Land digitisation has emerged as a critical reform area, especially as the government pushes for smart cities, infrastructure expansion, and large-scale urban redevelopment. Fragmented land records, unclear titles, and disputes remain major hurdles for developers and investors. Industry bodies are urging the government to accelerate the Digital India Land Records Modernisation Programme (DILRMP), ensure real-time updating of records, and integrate land databases with urban planning and registration systems. Clear and transparent land titles, they argue, would reduce litigation, attract foreign investment, and speed up project execution.
Taxation and affordability are also central to the sector’s pre-Budget wishlist. Developers have sought rationalisation of GST rates on under-construction properties and input tax credit benefits to reduce the overall tax burden. There are also renewed calls to increase tax deduction limits on home loan interest and principal repayment, especially for first-time buyers, to stimulate demand in the mid-income and affordable housing segments.
Affordable housing, which has been a major policy focus in recent years, continues to need support amid rising land and construction costs. The sector is seeking an extension and expansion of incentives for affordable housing projects, including infrastructure status benefits and interest subsidies for buyers. With urban migration accelerating, stakeholders warn that without policy support, the gap between housing demand and supply could widen further.

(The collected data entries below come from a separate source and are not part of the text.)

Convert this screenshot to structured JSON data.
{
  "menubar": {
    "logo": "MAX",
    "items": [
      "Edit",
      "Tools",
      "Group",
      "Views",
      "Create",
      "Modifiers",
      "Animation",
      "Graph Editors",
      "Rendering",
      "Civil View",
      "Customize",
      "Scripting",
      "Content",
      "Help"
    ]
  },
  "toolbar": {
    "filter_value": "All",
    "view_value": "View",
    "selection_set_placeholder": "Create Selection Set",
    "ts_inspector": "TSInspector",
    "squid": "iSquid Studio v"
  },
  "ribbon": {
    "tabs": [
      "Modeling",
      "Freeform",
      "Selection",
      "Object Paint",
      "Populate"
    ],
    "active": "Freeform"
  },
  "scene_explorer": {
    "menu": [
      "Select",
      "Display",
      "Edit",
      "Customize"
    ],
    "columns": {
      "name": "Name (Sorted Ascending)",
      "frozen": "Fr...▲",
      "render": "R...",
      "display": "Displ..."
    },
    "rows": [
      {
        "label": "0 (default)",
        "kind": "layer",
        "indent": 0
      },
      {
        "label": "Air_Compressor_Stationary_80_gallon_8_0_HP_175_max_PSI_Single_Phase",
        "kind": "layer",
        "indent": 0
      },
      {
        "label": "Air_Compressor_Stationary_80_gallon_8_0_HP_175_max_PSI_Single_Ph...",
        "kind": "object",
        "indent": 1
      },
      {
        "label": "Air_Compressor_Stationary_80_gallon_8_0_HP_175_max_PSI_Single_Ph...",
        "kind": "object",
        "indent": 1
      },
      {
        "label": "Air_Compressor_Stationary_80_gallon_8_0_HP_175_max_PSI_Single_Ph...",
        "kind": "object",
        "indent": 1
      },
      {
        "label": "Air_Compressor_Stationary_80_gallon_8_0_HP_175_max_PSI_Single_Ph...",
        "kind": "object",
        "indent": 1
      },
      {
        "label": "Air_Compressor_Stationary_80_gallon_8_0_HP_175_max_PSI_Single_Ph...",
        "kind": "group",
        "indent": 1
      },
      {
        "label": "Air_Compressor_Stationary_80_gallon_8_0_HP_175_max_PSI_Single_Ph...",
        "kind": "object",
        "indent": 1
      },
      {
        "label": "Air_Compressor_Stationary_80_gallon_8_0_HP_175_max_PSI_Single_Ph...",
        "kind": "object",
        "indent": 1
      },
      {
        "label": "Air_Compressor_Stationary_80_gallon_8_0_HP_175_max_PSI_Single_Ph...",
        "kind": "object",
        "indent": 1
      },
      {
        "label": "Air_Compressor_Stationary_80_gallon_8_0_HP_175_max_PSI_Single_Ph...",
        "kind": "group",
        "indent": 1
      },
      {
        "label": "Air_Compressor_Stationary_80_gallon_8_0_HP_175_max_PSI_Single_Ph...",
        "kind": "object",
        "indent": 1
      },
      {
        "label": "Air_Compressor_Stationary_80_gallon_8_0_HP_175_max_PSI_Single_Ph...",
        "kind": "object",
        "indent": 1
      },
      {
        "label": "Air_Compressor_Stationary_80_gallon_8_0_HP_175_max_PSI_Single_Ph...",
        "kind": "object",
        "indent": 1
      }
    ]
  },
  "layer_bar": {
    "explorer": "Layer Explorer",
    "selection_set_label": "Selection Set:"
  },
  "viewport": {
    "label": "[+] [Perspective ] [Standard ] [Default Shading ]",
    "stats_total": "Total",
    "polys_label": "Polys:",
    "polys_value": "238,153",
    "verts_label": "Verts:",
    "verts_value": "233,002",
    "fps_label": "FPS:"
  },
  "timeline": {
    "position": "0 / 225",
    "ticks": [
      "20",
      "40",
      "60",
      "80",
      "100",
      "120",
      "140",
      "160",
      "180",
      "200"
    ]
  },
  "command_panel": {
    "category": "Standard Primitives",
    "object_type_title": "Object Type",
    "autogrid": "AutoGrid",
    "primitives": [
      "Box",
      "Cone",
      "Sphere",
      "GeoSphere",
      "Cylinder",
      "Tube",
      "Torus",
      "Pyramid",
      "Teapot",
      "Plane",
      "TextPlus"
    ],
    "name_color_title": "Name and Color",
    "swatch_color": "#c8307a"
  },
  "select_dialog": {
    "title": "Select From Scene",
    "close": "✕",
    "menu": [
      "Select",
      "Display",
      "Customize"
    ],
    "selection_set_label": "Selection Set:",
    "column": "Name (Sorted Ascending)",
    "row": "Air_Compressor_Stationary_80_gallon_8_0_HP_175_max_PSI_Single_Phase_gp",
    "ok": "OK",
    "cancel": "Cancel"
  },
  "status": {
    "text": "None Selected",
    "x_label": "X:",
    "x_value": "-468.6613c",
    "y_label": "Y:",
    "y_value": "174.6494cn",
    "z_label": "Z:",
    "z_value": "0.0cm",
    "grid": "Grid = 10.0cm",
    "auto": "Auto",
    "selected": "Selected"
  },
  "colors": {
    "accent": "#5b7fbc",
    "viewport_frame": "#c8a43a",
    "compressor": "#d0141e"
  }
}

Experts believe Budget 2026 presents an opportunity for the government to align housing, infrastructure, and urban development goals. With large investments planned in transport corridors, industrial zones, and new urban centres, real estate reforms could act as a multiplier for economic growth. Industry leaders remain hopeful that the upcoming budget will address these concerns, setting the stage for a more efficient, transparent, and investment-friendly real estate ecosystem in India.